FONTANA, CA – Ashley Silva believes that providing students an opportunity to learn a second language will create a community empowered to fight for social justice and guide future generations. Inspired by the Hawaiian concept of ‘Ohana, the Dolores Huerta International Academy (DHIA) sixth-grade Spanish dual-language immersion teacher considers each student in her classroom to be part of her family.

In Silva’s classrooms, students support and encourage each other, even in their most difficult moments, and grow as a family, sharing stories and building on personal connections. For providing these unforgettable learning moments, Silva was recognized with the fifth annual Alma Flor Ada Award for Social Justice. Silva received her award during the Jornada Pedagógica Professional Development Conference, held Feb. 4 at Loyola Marymount University.

“Thank you so much for this experience. It’s a privilege to accept this honor,” Silva said. “Being a teacher is my dream job and my passion, and each day I get to help guide our children into the future. This is what motivates me the most. My hope is that through my achievements our students will see that with enthusiasm, everything is possible. As we always say at Dolores Huerta, ‘si se puede!’”

Silva, who was recognized as DHIA’s 2021-22 teacher of the year, is known for dressing up as Ms. Frizzle, the exuberant teacher from “The Magic School Bus” and infusing her inquiry-based transdisciplinary International Baccalaureate curriculum with science, technology, engineering, art and math (STEAM) concepts, such as Ozobot robots and Makey Makey coding software.

In 2022, Silva was one of just 10 teachers across the U.S. to be accepted into the Teacher Innovator Institute (TII) professional development program, where she met with education and STEAM experts to explore the connections between STEAM education and authentic learning.
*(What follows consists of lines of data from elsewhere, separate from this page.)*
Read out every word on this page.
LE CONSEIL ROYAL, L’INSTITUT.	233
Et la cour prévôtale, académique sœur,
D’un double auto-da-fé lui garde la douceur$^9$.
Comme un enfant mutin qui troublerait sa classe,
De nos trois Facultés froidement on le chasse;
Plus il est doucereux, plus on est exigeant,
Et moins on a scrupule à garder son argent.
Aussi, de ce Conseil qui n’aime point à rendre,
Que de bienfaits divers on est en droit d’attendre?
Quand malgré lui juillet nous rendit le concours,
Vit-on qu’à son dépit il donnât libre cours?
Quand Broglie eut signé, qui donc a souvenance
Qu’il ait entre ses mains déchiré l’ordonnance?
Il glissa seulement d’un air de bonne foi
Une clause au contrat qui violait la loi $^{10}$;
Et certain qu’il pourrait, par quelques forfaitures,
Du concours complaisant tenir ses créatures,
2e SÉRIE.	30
After the TII summer program was completed, Silva brought back innovative practices to share with her colleagues.

“As a woman and a Chicana, being able to be part of this select group of teachers has helped me professionally and at the same time helps in closing the equity gap, regardless of race, socioeconomic level or gender,” Silva said. “Learning and sharing new strategies with my colleagues has not only helped me as a teacher, but also allowed equitable access to learning experiences for our community.”

Silva’s bond with her students and their families is conceptualized in ‘Ohana, a word with roots in native Hawaiian culture and popularized in the animated movie “Lilo and Stitch.” In Silva’s classrooms, all students are part of her ‘Ohana, forming a family support group where students are instilled with confidence, while challenging themselves to be independent and self-directed learners.

Silva’s quest to build positive relationships often takes her outside of the classroom. She regularly participates in the City of Fontana’s “Fontana Walks” program, joining her students and their families for Saturday morning fitness excursions. After reading the Holocaust novel “The Boy in the Striped Pajamas” to her class, Silva arranged for a field trip to the Museum of Tolerance in Los Angeles so that her students could make connections with the real world and reflect on the context of what they read.

“Ashley Silva is a treasure at our school and in our community,” DHIA Principal Sandra Loudermilk said. “Her enthusiasm for teaching is genuine, and she serves as a role model not just for our students and their families, but also for her colleagues at Dolores Huerta International Academy.”

Alma Flor Ada, a Cuban-American author a Professor Emerita at the University of San Francisco, is recognized as one of the leading proponents of bilingual and multicultural education in the United States. The Jornada Pedagógica is an annual multilingual conference coordinated by Loyola Marymount’s Center for Equity for English Learners.


FUSD_SILVA_DHIA: Dolores Huerta International Academy sixth-grade Spanish dual language immersion teacher Ashley Silva (front row, second from left) receives the Alma Flor Ada Award for Social Justice during Jornada Pedagógica Professional Development Conference, held Feb. 4 at Loyola Marymount University. Silva encourages her students to support each other and grow as a family, empowered to fight for social justice and guide future generations.